When I started collecting records in the early 90s, when I received my uncle's guidance, I didn't want live albums. Outside of Live at Leeds I didn't like any that I had ever heard. This eventually changed, and you'd think that after I realized I much preferred Hendrix live recordings to his studio output, I might move towards Band of Gypsies at some point. But by then it had been on my list for so long that it lost its lustre and seemed like a record from a bygone era I'd moved past from. I generally buy very little 'classic rock' anymore, even if Hendrix breaks out of pigeonholing him like that.
I actually totally understand that.
Despite being a huge fan of the Dead, I really only listened to their studio albums for like 20 years after getting into them. Let that sink in. A Dead fan that doesn't listen to any of their live music.

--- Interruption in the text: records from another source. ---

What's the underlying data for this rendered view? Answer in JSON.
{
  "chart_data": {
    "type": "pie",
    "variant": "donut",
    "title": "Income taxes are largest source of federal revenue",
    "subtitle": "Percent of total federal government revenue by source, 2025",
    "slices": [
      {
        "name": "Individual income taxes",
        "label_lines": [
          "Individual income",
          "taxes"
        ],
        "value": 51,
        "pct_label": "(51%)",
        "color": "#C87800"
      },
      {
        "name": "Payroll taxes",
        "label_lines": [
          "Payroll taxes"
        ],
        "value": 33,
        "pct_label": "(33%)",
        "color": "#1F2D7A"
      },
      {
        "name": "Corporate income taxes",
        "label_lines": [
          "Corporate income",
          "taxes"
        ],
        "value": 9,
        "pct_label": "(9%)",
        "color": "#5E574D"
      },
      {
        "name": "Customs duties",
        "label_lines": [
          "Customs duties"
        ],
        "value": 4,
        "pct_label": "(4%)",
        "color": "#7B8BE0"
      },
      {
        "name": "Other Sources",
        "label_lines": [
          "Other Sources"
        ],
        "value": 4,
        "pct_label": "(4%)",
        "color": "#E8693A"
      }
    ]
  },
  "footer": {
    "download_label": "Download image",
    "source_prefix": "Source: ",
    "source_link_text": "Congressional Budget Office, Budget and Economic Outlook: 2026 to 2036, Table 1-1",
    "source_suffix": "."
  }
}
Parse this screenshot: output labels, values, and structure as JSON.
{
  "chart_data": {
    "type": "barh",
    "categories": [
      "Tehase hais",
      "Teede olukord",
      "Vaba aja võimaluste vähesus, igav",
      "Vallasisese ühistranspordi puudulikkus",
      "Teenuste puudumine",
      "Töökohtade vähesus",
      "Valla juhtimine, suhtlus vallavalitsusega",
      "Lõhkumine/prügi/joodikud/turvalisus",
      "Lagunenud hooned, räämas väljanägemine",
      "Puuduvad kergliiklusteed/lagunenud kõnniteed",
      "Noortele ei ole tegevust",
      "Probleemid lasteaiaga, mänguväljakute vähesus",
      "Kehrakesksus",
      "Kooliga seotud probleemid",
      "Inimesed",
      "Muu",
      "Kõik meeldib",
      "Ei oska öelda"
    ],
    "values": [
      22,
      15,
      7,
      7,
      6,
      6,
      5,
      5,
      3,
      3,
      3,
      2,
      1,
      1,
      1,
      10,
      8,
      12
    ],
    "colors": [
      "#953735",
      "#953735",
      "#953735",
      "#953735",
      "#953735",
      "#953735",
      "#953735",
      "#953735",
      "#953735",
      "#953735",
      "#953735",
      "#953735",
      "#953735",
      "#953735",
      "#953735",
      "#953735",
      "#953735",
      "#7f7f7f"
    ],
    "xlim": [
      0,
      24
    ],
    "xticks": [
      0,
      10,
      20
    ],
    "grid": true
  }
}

I did love Dead Set and One From The Vault but I actually thought their studio recordings were so perfect I didn't wanna hear "diminished" versions of those. I had gotten a bootleg and very few of the songs that night sounded that good and I wasn't into 15-minute jazz jam sessions yet, so I just quit there.
Now, I still LOVE their studio recordings and I think Dead fans who say they don't like them and that's not the spirit of the band and all that are ****ing idiots (and I'm close friends with a lot of them) but I've come to really appreciate, very, very deeply, what they were doing live and it's really a huge part of the way I play music myself (the philosophy, not the actual music).
And to you and
Captain Terror:
It's funny, my friend, Kate, was over the other night and she said, "Ya know, I don't think I could be friends with someone who didn't like The Grateful Dead. I just wouldn't trust them."
Which I get because listening to the Dead is as much Philosophical and Spiritual as it is Musical. And I might say that about Jimi, too.